Заветною мечтою Славена с самого детства было стать одним из жрецов при Храме Вед и трудиться на то, дабы взрастить вновь то высокоморальное общество, которое существовало среди родов ариантов всего еще несколько веков назад. Славен всегда также видел, что чем-то они с Оседнем были схожи: несомненно, у обоих было одно и то же стремление – к перевоспитанию людей и их душ. Но при все при этом Славену всегда казалось, что Оседень все же в своих речах улетал куда-то в чересчур идеальные миры и представлял, что люди могут и должны жить так, как жили их предки тысячи лет назад, в то время как у Славена были куда более приземленные цели и мысли. Оседень также был склонен беспокоиться больше о духовных качествах людей, Славен же напротив считал, что теперешнему их обществу необходимо было все-таки в первую очередь позаботиться о возвращении душевных ценностей, без которых он не видел и возможное формирование в далеком будущем духовных. Оседень же, в его глазах, всегда стремился перепрыгнуть сразу через несколько ступенек и забраться на вершину горы. Но Славен никогда не осуждал молодого жреца и преклонялся перед его мудростью – он лишь считал, что их общество еще не доросло до миропонимания и осознания мудрости Оседня. Славен на примере собственной судьбы мог испытать, как несовершенны люди были и насколько им не хватало морального воспитания прежде всего. Еще когда он был совсем маленьким ребенком, его отец Зорян бросил их: его, младшую сестренку Ильмеру и тогда еще беременную Русом маму. Юный Славен никак не мог понять, что могло заставить их отца, который ему всегда казался самым лучшим человеком во всем Кологарде, пойти на такое подлое предательство собственного рода и так вероломно покинуть любящую жену, носящую под своим сердцем его чадо. Нет, Славену никогда было не понять сего поступка. Более того, со временем он даже стал сомневаться в том, сможет ли он простить своего отца, и чем старше юноша становился, тем больше он осознавала то, что его отец не заслуживал прощения.
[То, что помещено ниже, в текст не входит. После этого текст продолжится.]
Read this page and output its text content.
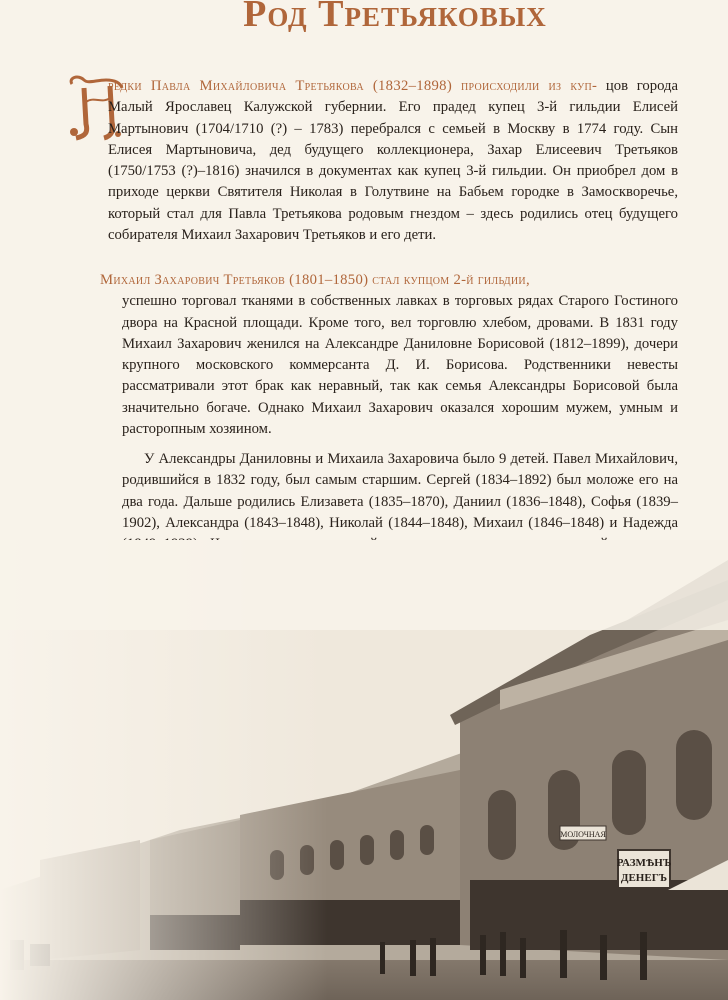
Род Третьяковых
редки Павла Михайловича Третьякова (1832–1898) происходили из куп- цов города Малый Ярославец Калужской губернии. Его прадед купец 3-й гильдии Елисей Мартынович (1704/1710 (?) – 1783) перебрался с семьей в Москву в 1774 году. Сын Елисея Мартыновича, дед будущего коллекционера, Захар Елисеевич Третьяков (1750/1753 (?)–1816) значился в документах как купец 3-й гильдии. Он приобрел дом в приходе церкви Святителя Николая в Голутвине на Бабьем городке в Замоскворечье, который стал для Павла Третьякова родовым гнездом – здесь родились отец будущего собирателя Михаил Захарович Третьяков и его дети.
Михаил Захарович Третьяков (1801–1850) стал купцом 2-й гильдии,
успешно торговал тканями в собственных лавках в торговых рядах Старого Гостиного двора на Красной площади. Кроме того, вел торговлю хлебом, дровами. В 1831 году Михаил Захарович женился на Александре Даниловне Борисовой (1812–1899), дочери крупного московского коммерсанта Д. И. Борисова. Родственники невесты рассматривали этот брак как неравный, так как семья Александры Борисовой была значительно богаче. Однако Михаил Захарович оказался хорошим мужем, умным и расторопным хозяином.
У Александры Даниловны и Михаила Захаровича было 9 детей. Павел Михайлович, родившийся в 1832 году, был самым старшим. Сергей (1834–1892) был моложе его на два года. Дальше родились Елизавета (1835–1870), Даниил (1836–1848), Софья (1839–1902), Александра (1843–1848), Николай (1844–1848), Михаил (1846–1848) и Надежда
Судьба сложилась так, что жрецом Славен не стал, равно как и отменным воином, подобно своему младшему брату. Но наука всегда будоражила разум юного внука правителя Семиводья. И уже в зрелом возрасте он заслужил звание мудреца и стал верным советчиком Сама, сопровождая его на всех вече. Но очень скоро он отказался от сей должности в пользу своего брата Руса, ибо после их первого похода против разбойников Рус попросил Славена стать его верным спутником. С тех пор сколько молодой богатырь не колесил по просторам Семиводья, свершая всевозможные подвиги и помогая местным людям, Славен всегда следовал за ним и был его верным спутником и помогал дельным советом. Этим они зарабатывали себе на жизнь и не хотели быть привязаны к своему царскому происхождению, во всех своих скитаниях они намеренно умалчивали от людей, что их дед являлся правителем всей страны. Когда же в одном из странствий Славен встретил очаровательную девицу, то не смог удержаться и между ними вспыхнула любовь, а через семь сороковников у них родился прекрасный сынок с пшеничными власами Славена и изумрудными очами своей матери, которая к великой скорби своего жениха скончалась при родах – они так и не успели обвенчаться. Поэтому Славен отвез своего новорожденного сына в Кологард, где передал его своей уже вернувшейся из обучения сестре Ильмере, которая и занялась воспитанием младенца. Она же и нарекла его Вятко. Славен несколько раз в году старался навещать своего сына и не хотел, чтобы его постигла та же судьба, что и самого Славена. Но покидать дом он был вынужден из-за обета данного своему брату Русу – сопровождать его во всех его походах. Однако всякий раз как он возвращался, то пытался дать сыну всю ту отцовскую любовь, какой у него самого не было в детстве. Когда же Сам позвал их с Русом в Кологард для какого-то чрезвычайно важного задания, радости Славена не было предела – ему казалось, что теперь он будет постоянно проводить все свое время с сыном. Вернувшись же домой, Славен обнаружил, что совсем и не заметил, как Вятко возмужал и стал уже крепким юнцом.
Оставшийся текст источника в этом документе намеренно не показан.